No, dressing I cannot do without. Spending time just being Jenny would be good. But giving up everything that is good in my (male) life for a pot of gold at the end of the rainbow, no way.
So no, being a man most of the time does not make me miserable. Not being Jenny sometimes, makes me miserable and I think that is where the difference lies between CD and TG (which to an extent is what you said!).
Thanks for the engaging conversation but I really need to get back to work now!!!
I think this holds true for a lot young CD'ers in their early 20's. I've seen literally thousands of posts on reddit and 4chan from young adults who were questioning their sexual identity. It's hard to draw conclusions, but some said they thought they were in denial and tricked themselves in thinking they might be transsexual. I think it's hard to draw a line, especially when you're questioning pretty much everything. Also, I found those sites dangerous as I felt some people were really cheerleading people to just transition. Telling them they were in deep denial and that they were going to transition anyway.
This is key. "In Some Way".
What are your self-expression opportunities? Are you free to dress at home? Do you go out much dressed and do day-to-day things like shopping, eating in restaurants, hanging out in coffee shops, going to shows, etc?
If you feel at all constrained or if you've only just gone out a few times, you know that it will make the feelings and need for expression worse. You need to construct a life such that you can go out and do things several times per week, in the next town over if you are concerned with privacy. And you need to do this long enough for you to get over the novelty and the excited feelings that come with these experiences in the beginning, especially if you are also working on improving your presentation and increasing your wardrobe.
You should set about doing this, and then revisit your feelings in one year. You may well find a difference. Or not. But at least you will have put yourself out there to see how the role may fit.
Seeing a gender therapist is a good idea, but find a good one. I've no doubt there are gender therapists out there who have tunnel vision and I can't say that I blame them, if the bulk of their clients are TS.
Reine
Mostly no, because we still have two kids at home who don't know about my CDing. I manage to go out about once a month and that's to a local transgender social meeting.
You are very wise and have given good advice. I will not rush into anything.
I perceive that danger. If you go to a kidney specialist, he or she will find something wrong with your kidneys.![]()

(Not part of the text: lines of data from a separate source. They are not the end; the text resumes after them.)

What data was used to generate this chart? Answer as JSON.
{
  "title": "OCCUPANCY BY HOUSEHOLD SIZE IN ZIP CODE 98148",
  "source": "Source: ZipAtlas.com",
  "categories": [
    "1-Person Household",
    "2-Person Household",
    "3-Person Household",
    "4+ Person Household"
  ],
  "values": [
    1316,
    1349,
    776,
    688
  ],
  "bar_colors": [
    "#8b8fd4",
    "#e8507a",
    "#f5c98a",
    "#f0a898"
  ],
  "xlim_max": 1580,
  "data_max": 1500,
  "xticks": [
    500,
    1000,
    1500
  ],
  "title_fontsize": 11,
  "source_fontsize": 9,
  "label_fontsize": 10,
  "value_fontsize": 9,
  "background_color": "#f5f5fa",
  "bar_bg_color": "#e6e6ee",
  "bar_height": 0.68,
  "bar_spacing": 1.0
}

I have found myself in the same dilemma many times. It is a rollercoaster in terms of do I really want to be a girl or am I okay just being me.
If it seems to become an obsessive train of thought, as it has with me at times, counseling may be your only answer. I have spent most of my life on this rollercoaster only to find the best solution for me was the in between (as I am now). Sure I would love to be a real girl but hormones, sex reassignment just will not do it for me. I would probably be happier without the male bits but I am okay with them too. Definitely take the time to really consider the outcome. As I got older it does not seem to matter much any more, even though I wish I was a girl instead of a boy on a daily basis. I have learned to accept myself as I am, not a compromise.